Solanum tuberosum - Kartoffel

Giftpflanze und Weltnahrungsmittel

Schon vor 4000 Jahren wurden Kartoffeln in Peru gegessen. Die Inkas verbreiteten den Anbau in Südamerika und nutzten die Kartoffel gleichrangig neben Mais. In den Anden waren fast 600 Varietäten der Kartoffel bekannt. Als die Konquistadoren die Inka-Kultur zerstörten, wurde die Knolle zum Beuteanteil, der nach Europa verschifft wurde. So soll die Kartoffel 1570 Europa erreicht haben.

Achtung giftig
Alle oberirdischen Pflanzenteile dieses Nachtschattengewächses sind giftig, einschließlich der Knollen, die längere Zeit dem Licht ausgesetzt wurden und sich grün gefärbt haben.
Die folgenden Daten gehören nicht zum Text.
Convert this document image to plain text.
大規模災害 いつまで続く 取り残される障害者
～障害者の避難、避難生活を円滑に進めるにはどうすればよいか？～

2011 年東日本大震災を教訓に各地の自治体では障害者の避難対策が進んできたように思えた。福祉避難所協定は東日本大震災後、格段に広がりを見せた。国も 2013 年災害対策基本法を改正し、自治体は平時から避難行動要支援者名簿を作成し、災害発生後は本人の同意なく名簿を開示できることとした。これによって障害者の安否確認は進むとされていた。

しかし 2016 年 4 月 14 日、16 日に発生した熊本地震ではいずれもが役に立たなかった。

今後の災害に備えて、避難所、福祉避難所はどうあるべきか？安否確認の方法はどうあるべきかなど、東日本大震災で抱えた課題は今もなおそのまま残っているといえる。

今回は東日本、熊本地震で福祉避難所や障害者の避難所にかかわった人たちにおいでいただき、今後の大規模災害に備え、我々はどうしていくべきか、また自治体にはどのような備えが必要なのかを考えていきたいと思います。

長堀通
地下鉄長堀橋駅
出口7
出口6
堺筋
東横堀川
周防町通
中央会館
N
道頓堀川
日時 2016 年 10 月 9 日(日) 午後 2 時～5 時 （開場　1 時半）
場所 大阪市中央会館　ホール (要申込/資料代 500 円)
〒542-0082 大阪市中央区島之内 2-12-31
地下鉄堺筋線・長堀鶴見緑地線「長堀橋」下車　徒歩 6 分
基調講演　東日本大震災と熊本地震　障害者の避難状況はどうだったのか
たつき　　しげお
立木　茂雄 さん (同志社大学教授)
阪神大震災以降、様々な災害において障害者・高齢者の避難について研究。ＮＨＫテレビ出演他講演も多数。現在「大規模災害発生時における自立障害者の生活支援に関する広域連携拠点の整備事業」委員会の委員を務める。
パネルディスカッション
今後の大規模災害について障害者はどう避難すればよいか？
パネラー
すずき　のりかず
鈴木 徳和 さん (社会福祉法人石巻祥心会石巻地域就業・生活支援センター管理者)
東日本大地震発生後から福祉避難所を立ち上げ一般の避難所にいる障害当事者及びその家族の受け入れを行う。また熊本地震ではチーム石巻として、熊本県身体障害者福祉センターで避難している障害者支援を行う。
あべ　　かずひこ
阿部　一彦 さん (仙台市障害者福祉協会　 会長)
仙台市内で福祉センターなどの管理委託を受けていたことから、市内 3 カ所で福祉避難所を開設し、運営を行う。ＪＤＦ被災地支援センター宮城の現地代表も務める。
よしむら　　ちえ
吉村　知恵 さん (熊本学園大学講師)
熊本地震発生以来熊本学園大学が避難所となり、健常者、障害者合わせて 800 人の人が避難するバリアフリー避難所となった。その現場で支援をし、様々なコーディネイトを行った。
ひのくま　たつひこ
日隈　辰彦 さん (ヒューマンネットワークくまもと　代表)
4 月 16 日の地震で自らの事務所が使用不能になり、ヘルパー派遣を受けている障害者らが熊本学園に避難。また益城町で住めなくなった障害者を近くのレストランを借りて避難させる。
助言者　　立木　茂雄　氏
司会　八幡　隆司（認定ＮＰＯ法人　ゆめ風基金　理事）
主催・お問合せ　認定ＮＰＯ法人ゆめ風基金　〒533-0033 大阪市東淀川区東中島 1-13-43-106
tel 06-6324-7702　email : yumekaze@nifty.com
Die Kartoffelschalen und die ergrünte Kartoffel enthalten ein Mehrfaches an dem Alkaloid Solanin, einem Glucosid des Solanidins. Heutige Kartoffelsorten weisen nur noch 3 – 7 mg Solanin pro 100 g Frischgewicht auf. Bei den älteren Kartoffelsorten war der Wert wesentlich höher. Botanisch gesehen ist die Kartoffel, die von uns gegessen wird, eine Sprossknolle, da sie als verdicktes Rhizom einem Erdspross entspricht. Sie ist also weder Frucht noch Wurzelgemüse, sondern vom Typ her wie Kohlrabi und Rübe einzuordnen.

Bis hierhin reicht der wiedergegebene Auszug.